Our company measures oilfield equipment and service markets, with the flagship work being done in our quarterly Oilfield Market Report. The team just released its latest edition and here are the highlights:
First, the global oilfield is still growing. It is growing because US land is growing faster than international is falling, but any growth is good, right? The chart below plots the global oilfield equipment and service market’s annual year to year change:
Annual Percentage Change
This is just about the slowest growth we’ve ever measured, which means the industry is probably under-investing if it expects to produce a lot more oil next year and the next year and the next year.

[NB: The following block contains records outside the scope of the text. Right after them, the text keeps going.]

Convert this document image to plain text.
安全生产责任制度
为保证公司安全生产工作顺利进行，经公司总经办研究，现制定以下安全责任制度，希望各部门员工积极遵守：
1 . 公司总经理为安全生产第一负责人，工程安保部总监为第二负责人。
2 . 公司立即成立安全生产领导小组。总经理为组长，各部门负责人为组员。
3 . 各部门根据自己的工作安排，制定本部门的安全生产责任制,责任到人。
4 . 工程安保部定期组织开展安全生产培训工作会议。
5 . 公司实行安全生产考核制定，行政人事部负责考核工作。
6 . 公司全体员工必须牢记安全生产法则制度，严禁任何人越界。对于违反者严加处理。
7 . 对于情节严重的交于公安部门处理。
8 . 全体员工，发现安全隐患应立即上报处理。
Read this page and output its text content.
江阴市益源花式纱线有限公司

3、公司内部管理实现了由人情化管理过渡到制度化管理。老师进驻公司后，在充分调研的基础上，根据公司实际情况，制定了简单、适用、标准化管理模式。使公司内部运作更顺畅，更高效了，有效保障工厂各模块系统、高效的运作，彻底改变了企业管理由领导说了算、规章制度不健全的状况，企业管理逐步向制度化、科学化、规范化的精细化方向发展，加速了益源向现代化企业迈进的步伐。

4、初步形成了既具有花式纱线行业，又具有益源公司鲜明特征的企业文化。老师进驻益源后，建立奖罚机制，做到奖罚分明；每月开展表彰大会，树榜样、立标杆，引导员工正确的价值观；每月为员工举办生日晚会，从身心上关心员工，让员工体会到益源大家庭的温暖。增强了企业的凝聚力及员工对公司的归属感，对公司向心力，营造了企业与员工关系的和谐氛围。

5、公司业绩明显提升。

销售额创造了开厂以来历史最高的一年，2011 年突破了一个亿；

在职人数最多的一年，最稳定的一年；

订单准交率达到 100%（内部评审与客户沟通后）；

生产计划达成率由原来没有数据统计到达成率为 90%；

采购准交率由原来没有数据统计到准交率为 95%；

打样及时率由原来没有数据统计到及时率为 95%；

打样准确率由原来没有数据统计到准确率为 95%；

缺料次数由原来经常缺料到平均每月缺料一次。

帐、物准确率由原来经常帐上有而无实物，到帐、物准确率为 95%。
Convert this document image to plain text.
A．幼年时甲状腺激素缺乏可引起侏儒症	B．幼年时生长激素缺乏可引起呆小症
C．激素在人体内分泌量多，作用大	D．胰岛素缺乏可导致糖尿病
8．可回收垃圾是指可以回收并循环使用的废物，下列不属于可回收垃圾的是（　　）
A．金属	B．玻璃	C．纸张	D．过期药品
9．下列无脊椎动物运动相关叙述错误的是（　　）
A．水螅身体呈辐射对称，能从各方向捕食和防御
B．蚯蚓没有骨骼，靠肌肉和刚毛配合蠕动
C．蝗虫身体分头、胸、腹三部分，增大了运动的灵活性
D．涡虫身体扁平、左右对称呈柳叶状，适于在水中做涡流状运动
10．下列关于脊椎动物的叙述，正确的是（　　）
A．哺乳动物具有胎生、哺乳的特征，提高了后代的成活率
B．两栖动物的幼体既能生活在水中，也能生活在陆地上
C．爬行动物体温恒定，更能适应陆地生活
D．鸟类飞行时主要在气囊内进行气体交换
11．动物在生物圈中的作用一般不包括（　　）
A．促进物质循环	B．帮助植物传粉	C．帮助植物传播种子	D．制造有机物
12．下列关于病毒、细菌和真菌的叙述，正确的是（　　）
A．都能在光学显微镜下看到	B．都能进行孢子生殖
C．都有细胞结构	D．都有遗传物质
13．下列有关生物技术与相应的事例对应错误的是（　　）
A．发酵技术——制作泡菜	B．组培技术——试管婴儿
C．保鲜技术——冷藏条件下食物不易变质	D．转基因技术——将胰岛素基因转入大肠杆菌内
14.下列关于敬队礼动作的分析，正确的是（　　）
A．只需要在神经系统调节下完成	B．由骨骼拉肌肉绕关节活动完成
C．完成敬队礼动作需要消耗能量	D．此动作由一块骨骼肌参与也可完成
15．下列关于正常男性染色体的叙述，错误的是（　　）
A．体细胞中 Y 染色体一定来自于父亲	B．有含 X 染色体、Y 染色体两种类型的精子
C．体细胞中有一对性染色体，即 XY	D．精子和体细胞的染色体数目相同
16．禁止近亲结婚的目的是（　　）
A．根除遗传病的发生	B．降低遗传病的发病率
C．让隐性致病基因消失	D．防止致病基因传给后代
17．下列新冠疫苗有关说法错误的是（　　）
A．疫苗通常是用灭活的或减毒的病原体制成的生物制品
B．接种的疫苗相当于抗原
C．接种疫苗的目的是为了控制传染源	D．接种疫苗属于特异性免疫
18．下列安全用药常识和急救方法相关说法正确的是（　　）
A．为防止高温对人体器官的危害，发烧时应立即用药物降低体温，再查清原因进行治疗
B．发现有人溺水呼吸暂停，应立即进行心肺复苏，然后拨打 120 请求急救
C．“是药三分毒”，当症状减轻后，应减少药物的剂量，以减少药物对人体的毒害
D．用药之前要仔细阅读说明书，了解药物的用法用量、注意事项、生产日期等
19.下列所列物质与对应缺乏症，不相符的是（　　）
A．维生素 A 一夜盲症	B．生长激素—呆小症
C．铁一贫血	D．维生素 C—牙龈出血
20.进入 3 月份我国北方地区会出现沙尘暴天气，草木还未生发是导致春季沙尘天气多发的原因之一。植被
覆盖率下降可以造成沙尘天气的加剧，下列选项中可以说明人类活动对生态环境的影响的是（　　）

Second, spending per new well globally has taken a nosedive. The chart below shows that per well spending rose steadily from just $2.6M in 2006 to $7.9M in 2016… tripling in 10 years!... but collapsed in 2017 as international drilling (which is expensive) ground to a halt:
Drilling in the US on land is cheap and cheerful. Thousands of quick-to-produce wells can be drilled almost on demand versus international projects that are highly engineered, hugely expensive and decades in the making. We think 2018 will see a further decline in “per well” spending as the industry shifts more and more to the US.
For now, this works fine, and the world has all the oil it needs. If the Permian Basin can’t keep growing, however, international drilling will have to pickup and that will be a long time coming.